Quantification of dopamine denervation in the striatum. Composite images averaging the intensity of tyrosine hydroxylase (TH) reactivity from overlaid, matched, and aligned sections for (a) control (N = 2, heterozygote, N = 3 wild-type) and (b) Pitx3-deficient mice (N = 7). Lines used to quantify the gradient in the dorsal striatum (DSt) from ventral to dorsal (3) and from medial to lateral (2) are shown. The rectangular regions used to quantify TH reactivity in the nucleus accumbens (Nac) are also shown. (c) The mean of TH reactivity measured along the reference lines (filled symbols plot ventral to dorsal measurements; open symbols plot medial to lateral; genotypes represented by color). (d) Radiating reference lines used to compute angular gradient of dopamine denervation are shown on the Pitx3-deficient composite image. (e) Pseudo-colored difference map resulting from subtracting the Pitx3-deficient composite from the control composite (hot colors (red) show greatest difference, cool colors (blue) least difference) with DSt and the NAc shell and core labeled according to standard mouse atlas (Paxinos, 2nd edn.). (f) Average intensity of TH-reactivity for each spoke of the radiating reference lines plotted in the direction of the arrow shown in (d). (g) TH reactivity in the NAc plotted from medial to lateral based on rectangular region of interest shown in (a) and (b).
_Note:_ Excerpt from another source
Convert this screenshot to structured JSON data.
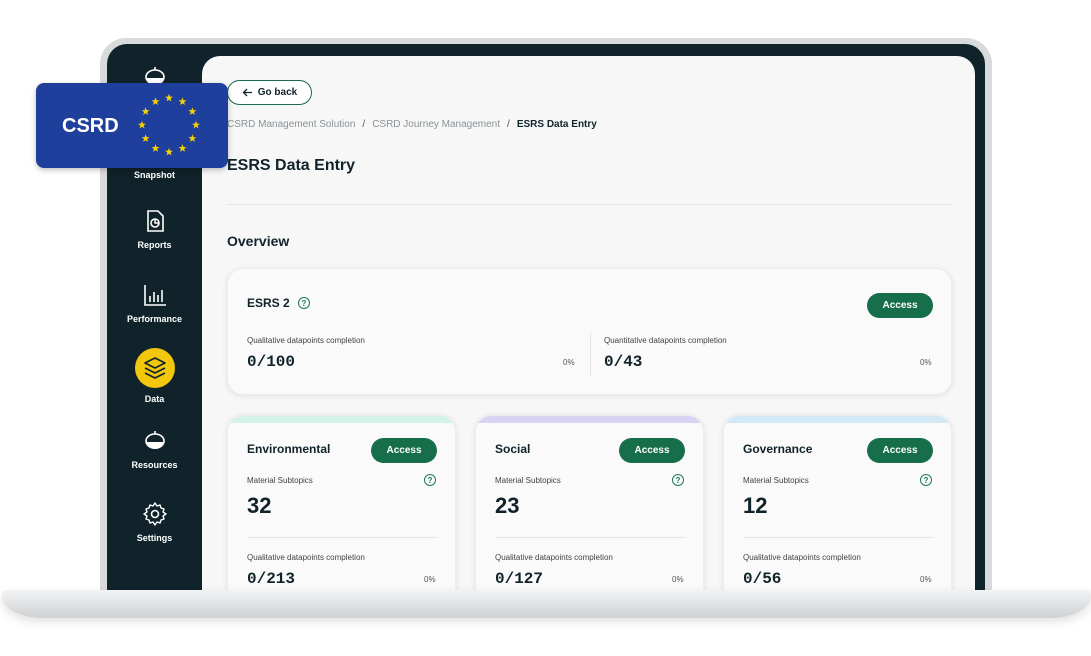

Each point represents the average of a vertical column within the rectangle. (h) Group averages of TH immunoreactivity in the DSt and NAc from sections quantified individually (rather than as composite) using a polygon regions of interest drawn around the DSt and NAc. The Pitx3-deficient mice were divided into young (< 100 days, N = 3) and old (> 100 days, N = 4). ***p<0.001.

Figure 3

Baseline activity of Pitx3 and littermate heterozygote controls. (a) Distance traveled (mean ± SEM) during 5-min bins averaged across baseline sessions. Inset: average distance (mean ± SEM) traveled during baseline sessions. N = 66 (Pitx3 +/−), 67 (Pitx3 −/−). (b) Scatter plot showing distance traveled plotted against age. Regression lines in bold for each group with 95% confidence for slope shown as dashed lines.

Figure 4

Cocaine dose–response curve. Average distance traveled (mean ± SEM) in response to cocaine administration (N = 4 per genotype/dose).

Figure 5

Conditioned place preference and sucrose preference. (a) Percent of time (mean ± SEM) spent in the cocaine- and saline-paired chambers during 30-min test session (N = 14 per genotype). (b) Pitx3-deficient and Pitx3 heterozygote controls were administered repeated cocaine (six exposures, 10 mg/kg, open symbols) or a single cocaine exposure (10 mg/kg, filled symbols) and placed in home cages with a choice of sucrose or water. Sucrose consumption as a percentage of total consumption (mean ± SEM) reflects preference and is shown at five increasing sucrose concentrations, averaged over 6 days for each concentration (N = 4 per genotype/preexposure condition).

Figure 6

Locomotor sensitization to repeated exposures of cocaine. (a) Ambulatory activity (mean ± SEM) during 30-min conditioning sessions alternating saline and cocaine pairing in the conditioned place preference test (N = 14 per genotype). (b) Mice preexposed to either 5 days of cocaine (10 mg/kg) or saline (72 h between exposures) and then challenged with cocaine (5 mg/kg, solid bars) and saline (hatched bars) in 30 min open-field sessions on consecutive days (mean distance ± SEM, N = 6 per genotype/preexposure condition). (c) Response to cocaine challenge normalized as percent increase over saline challenge (mean ± SEM).